Personalised medicine customises healthcare to an individual.

Our researchers are discovering new strategies that use genomic and proteomic information to match a person with the best treatment for their individual disease.

Our personalised medicine research

Our personalised medicine researchers aim to identify the most appropriate treatments for individual patients by studying complex biological systems. Aspects of their research include:

• Genomics, to link changes in DNA sequences with responses to treatment.
• Proteomics, to determine treatment responsiveness influences changes in proteins
• Systems biology, that incorporates many types of information about samples to understand how they may respond to disease.
• Bioinformatics, to develop powerful methods to analysis complex data.

The Ian Potter Centre for Genomics and Personalised Medicine is a partnership between the Walter and Eliza Hall Institute and the Murdoch Childrens Research Institute.
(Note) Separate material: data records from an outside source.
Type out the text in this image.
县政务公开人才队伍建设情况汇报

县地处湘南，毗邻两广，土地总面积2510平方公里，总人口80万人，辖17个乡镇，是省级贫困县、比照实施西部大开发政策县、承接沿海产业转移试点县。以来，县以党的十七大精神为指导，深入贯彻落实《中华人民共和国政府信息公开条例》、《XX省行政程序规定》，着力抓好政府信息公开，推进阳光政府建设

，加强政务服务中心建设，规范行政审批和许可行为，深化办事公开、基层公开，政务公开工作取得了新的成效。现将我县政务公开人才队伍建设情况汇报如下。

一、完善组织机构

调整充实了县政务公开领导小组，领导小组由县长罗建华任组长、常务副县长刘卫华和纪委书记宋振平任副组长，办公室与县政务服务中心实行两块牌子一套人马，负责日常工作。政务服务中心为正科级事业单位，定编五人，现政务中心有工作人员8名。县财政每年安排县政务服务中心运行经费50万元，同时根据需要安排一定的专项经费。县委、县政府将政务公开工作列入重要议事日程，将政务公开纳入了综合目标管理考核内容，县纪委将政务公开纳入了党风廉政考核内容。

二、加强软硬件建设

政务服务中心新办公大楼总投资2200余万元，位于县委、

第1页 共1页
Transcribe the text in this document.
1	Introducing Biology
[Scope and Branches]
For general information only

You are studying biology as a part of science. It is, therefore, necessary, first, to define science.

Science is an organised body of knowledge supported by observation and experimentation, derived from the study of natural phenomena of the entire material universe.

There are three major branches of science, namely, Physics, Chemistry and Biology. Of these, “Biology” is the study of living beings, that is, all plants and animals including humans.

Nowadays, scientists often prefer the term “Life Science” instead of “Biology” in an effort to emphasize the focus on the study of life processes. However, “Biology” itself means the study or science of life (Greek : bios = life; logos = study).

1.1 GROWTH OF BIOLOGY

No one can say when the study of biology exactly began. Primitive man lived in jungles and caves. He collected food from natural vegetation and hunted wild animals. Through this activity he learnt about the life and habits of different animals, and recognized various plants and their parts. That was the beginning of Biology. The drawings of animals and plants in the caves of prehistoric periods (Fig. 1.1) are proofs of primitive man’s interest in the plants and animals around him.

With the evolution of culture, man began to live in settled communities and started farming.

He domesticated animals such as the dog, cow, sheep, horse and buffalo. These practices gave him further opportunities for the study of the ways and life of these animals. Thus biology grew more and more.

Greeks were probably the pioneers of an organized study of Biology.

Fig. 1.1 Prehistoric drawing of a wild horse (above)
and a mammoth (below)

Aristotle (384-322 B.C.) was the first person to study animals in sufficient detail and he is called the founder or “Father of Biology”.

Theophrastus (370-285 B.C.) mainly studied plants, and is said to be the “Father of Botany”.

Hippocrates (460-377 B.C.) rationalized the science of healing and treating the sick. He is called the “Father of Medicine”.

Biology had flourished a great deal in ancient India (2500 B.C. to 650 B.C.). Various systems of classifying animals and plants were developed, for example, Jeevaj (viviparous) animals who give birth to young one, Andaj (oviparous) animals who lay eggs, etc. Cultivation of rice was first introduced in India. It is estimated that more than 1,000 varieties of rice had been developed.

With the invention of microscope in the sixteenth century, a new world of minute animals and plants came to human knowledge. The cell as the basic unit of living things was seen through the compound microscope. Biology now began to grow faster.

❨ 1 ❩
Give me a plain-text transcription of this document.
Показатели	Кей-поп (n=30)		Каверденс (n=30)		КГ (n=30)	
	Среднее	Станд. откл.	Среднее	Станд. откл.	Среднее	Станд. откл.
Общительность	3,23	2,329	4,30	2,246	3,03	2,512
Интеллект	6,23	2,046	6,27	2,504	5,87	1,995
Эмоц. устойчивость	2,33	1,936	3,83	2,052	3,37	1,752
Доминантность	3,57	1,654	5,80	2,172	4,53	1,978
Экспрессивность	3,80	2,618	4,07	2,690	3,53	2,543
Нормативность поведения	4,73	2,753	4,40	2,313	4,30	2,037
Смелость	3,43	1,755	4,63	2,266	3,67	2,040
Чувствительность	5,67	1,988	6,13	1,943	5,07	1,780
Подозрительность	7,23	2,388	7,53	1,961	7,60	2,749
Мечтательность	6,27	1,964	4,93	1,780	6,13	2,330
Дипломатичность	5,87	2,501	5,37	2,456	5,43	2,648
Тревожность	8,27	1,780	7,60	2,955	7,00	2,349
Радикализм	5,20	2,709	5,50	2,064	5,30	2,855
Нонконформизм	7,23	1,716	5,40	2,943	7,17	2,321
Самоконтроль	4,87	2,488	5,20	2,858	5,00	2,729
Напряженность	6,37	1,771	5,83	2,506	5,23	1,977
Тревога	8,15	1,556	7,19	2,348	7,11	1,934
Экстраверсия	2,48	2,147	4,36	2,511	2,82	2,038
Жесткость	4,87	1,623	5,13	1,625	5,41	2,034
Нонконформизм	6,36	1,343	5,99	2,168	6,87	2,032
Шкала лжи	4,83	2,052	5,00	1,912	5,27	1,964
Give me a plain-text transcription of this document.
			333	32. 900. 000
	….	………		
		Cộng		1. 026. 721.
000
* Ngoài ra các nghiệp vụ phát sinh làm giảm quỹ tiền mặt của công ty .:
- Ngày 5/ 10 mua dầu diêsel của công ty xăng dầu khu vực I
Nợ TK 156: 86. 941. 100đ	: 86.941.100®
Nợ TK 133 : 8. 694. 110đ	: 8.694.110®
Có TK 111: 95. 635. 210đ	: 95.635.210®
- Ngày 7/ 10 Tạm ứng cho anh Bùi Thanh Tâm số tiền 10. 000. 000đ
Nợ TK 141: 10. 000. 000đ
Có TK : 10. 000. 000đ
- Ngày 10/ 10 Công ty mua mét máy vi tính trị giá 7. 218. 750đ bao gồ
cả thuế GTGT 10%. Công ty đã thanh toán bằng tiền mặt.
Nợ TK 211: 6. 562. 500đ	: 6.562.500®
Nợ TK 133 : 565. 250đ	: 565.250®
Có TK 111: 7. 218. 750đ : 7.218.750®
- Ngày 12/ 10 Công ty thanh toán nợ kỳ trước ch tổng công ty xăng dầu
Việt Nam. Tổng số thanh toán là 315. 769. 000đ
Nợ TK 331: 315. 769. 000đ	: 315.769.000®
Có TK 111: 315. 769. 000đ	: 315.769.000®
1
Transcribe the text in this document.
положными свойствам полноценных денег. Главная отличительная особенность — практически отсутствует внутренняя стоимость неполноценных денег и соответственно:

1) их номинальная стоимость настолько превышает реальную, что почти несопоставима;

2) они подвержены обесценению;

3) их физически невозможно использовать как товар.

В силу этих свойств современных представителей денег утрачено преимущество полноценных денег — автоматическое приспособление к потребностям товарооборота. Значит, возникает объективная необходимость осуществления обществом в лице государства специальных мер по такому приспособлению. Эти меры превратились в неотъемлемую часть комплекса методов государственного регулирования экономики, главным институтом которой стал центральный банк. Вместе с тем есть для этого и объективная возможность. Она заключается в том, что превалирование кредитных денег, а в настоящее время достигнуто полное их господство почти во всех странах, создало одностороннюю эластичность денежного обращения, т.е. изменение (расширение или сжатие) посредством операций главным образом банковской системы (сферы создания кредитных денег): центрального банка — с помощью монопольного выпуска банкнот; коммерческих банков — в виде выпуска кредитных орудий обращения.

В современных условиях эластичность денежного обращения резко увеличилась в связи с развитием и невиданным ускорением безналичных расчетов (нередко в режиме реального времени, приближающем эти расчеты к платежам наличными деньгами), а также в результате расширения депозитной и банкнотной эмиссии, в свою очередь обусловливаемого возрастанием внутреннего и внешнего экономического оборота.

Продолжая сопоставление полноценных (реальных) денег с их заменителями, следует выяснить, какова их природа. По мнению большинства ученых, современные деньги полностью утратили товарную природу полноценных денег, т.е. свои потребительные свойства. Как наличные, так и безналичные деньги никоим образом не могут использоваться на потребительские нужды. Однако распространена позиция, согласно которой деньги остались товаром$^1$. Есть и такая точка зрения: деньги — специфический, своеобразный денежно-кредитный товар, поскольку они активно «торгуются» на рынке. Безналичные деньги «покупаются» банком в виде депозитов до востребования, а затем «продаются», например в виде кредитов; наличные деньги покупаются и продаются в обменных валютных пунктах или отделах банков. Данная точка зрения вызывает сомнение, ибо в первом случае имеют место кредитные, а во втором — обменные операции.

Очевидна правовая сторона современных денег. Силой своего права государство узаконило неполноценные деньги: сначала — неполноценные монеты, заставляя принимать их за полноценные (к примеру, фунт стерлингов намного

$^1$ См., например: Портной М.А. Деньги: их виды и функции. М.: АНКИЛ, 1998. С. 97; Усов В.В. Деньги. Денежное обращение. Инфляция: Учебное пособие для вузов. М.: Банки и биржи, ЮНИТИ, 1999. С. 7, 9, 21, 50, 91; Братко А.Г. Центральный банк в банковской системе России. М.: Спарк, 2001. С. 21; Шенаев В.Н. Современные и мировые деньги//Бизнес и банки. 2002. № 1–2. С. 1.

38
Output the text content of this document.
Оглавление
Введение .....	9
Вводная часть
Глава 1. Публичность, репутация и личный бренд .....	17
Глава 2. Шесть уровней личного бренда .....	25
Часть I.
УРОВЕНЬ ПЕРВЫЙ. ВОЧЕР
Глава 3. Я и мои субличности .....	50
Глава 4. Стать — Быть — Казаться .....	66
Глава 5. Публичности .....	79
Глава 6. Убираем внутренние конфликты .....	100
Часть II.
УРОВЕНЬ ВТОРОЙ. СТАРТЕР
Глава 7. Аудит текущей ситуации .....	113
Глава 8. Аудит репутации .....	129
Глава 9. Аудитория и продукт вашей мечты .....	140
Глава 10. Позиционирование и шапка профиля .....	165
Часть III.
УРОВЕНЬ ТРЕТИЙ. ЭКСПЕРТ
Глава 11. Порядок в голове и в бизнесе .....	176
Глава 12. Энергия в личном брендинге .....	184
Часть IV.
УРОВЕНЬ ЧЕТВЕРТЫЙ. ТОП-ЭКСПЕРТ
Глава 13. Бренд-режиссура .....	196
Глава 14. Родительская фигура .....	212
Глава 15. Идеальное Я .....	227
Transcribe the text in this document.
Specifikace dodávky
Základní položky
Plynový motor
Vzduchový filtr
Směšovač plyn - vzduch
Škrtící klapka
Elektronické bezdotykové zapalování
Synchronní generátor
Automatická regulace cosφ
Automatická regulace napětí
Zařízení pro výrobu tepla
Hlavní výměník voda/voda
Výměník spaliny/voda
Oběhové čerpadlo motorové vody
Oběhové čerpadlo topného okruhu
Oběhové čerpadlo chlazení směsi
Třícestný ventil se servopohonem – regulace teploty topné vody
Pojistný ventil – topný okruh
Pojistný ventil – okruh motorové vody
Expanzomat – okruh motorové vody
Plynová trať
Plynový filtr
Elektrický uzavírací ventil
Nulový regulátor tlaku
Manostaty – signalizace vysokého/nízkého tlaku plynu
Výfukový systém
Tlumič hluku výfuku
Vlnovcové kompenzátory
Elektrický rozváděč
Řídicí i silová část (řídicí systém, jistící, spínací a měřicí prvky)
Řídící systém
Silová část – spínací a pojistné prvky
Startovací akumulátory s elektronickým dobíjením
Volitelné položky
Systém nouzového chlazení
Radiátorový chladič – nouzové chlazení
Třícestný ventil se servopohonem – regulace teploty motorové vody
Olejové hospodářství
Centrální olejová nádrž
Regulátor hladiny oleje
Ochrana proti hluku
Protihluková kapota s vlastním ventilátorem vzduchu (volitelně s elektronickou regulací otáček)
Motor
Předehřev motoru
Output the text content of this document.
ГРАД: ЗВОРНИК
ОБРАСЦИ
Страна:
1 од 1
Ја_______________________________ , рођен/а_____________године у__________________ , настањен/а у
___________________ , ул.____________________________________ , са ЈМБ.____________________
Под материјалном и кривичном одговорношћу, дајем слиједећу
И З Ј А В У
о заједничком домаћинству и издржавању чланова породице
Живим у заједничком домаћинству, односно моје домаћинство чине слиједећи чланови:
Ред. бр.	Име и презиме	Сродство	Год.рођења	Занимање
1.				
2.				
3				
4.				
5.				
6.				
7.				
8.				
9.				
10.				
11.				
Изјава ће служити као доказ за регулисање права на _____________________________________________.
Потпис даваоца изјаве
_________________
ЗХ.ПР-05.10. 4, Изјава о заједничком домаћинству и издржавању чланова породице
The centre is Australia’s first research centre devoted to matching disease treatments to a person’s genetic makeup.

What is personalised medicine?

Every human is unique, and we often differ in how we develop diseases and respond to treatments.

Personalised medicine aims to tailor treatments to achieve the best outcome for individual patients, rather than treating patients with a ‘one size fits all’ approach.

How can medicine be personalised?

Personalised medicine is already a part of our healthcare. When a doctor uses family history or past medical events and results to make treatment decisions, it is a type of personalised medicine.

The future of personalised medicine will increasingly involve genomics, the study of information from a patient’s entire genetic sequence. DNA sequencing is becoming faster and more sophisticated. This makes it easier to determine the best treatment based on genetics of the disease and the individual.

Improving cancer outcomes

Some of the most advanced examples of personalised medicine have been made in improving the diagnosis and treatment of cancer.

Cancer develops when cells accumulate DNA changes (‘genetic mutations’) that make them grow in an uncontrolled manner. As cancers progress they undergo further genetic changes that enhance their spread (metastasis) or make them resistant to anti-cancer treatments.

Personalised medicine, including genetic sequencing of cancer samples, helps clinicians to match a patient with the appropriate treatment.

New medications called targeted therapies are designed to counteract cancer-causing molecules. For example, patients with breast cancers that have abnormally high amounts of a protein called HER2 can be successfully treated with a medication that blocks HER2.

It is hoped that developments made in personalising cancer treatment could also be translated to other complex conditions.